İlle de öğretmen olacağım diye ömrünü buna adayanlar var. Ama öylesine çarpık bir sistem var ki, KPSS gibi deli saçması bir sınavla uğraşmak zorunda kalıyorlar ve bazen Türkiye birincisi de olsalar atamaları gerçekleşmiyor.
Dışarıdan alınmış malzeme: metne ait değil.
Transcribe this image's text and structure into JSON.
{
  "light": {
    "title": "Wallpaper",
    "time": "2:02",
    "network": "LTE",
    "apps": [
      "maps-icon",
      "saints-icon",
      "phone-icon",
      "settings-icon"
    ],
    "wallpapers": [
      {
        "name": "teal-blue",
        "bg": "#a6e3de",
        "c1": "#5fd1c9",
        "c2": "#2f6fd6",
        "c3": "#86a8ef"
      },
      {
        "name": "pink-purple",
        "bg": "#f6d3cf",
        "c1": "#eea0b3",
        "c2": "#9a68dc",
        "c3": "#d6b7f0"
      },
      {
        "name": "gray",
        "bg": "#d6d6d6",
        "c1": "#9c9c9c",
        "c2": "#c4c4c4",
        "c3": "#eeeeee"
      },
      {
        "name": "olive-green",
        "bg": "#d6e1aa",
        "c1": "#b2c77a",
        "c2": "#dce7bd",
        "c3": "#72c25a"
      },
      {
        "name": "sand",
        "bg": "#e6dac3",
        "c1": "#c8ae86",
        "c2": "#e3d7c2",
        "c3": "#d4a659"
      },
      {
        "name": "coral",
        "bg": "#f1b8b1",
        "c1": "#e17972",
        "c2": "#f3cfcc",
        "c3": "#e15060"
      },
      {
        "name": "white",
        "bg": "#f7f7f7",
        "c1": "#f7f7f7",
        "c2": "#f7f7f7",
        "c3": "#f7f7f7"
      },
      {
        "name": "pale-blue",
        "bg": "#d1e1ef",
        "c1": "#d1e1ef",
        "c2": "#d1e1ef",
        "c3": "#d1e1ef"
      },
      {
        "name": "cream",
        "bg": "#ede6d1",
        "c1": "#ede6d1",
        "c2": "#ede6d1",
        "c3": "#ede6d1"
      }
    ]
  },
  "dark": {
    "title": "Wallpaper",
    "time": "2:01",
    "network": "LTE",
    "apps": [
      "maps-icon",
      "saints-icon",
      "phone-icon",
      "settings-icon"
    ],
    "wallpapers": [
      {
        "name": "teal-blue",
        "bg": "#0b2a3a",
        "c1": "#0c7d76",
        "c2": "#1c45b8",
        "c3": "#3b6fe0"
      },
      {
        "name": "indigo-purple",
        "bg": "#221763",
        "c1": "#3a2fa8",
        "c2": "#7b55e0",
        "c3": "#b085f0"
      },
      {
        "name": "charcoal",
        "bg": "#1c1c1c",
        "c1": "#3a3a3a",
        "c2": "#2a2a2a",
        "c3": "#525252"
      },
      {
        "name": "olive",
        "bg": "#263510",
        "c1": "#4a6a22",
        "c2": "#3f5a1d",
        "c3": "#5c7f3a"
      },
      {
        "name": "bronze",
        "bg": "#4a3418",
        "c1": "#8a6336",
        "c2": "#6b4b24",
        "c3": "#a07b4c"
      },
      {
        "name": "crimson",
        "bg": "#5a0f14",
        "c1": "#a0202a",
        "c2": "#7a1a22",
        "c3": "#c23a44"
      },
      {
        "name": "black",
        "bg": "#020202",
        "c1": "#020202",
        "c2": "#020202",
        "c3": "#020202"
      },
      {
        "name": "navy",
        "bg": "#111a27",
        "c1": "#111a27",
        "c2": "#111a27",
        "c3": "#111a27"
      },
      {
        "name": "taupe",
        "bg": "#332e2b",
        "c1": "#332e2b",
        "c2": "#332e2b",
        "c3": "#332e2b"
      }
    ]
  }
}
Çünkü mantığı yok!
İşte size kendisini eğitime ve çocuklara adayan bir öğretmenin gözyaşlarıyla yazdığı yüz binlerce mücadele örneğinden sadece birisi:

KPSS denen o sınav!
“Ben bir Fen ve Teknoloji öğretmeniyim. 4 yıl boyunca mesleğim ile ilgili eğitim aldım.
2011 yılında mezun oldum ama mezun olmak demek, devlet için öğretmen olma yeterliliğini taşıdığımız anlamına gelmiyor!
 Bir de sınava girmemiz gerekiyor, üniversitede aldığımız eğitimi yok sayan, bölümümle alakası olmayan sorulara cevap vermeniz isteniyor.
 KPSS bu sınavın adı, binlerce öğretmenin mesleğinden soğumasına neden olan, öğretmenleri bunalıma sürükleyen bir sınav.
 Ve bu sınav yüzünden, birçok arkadaşımız kaybetti.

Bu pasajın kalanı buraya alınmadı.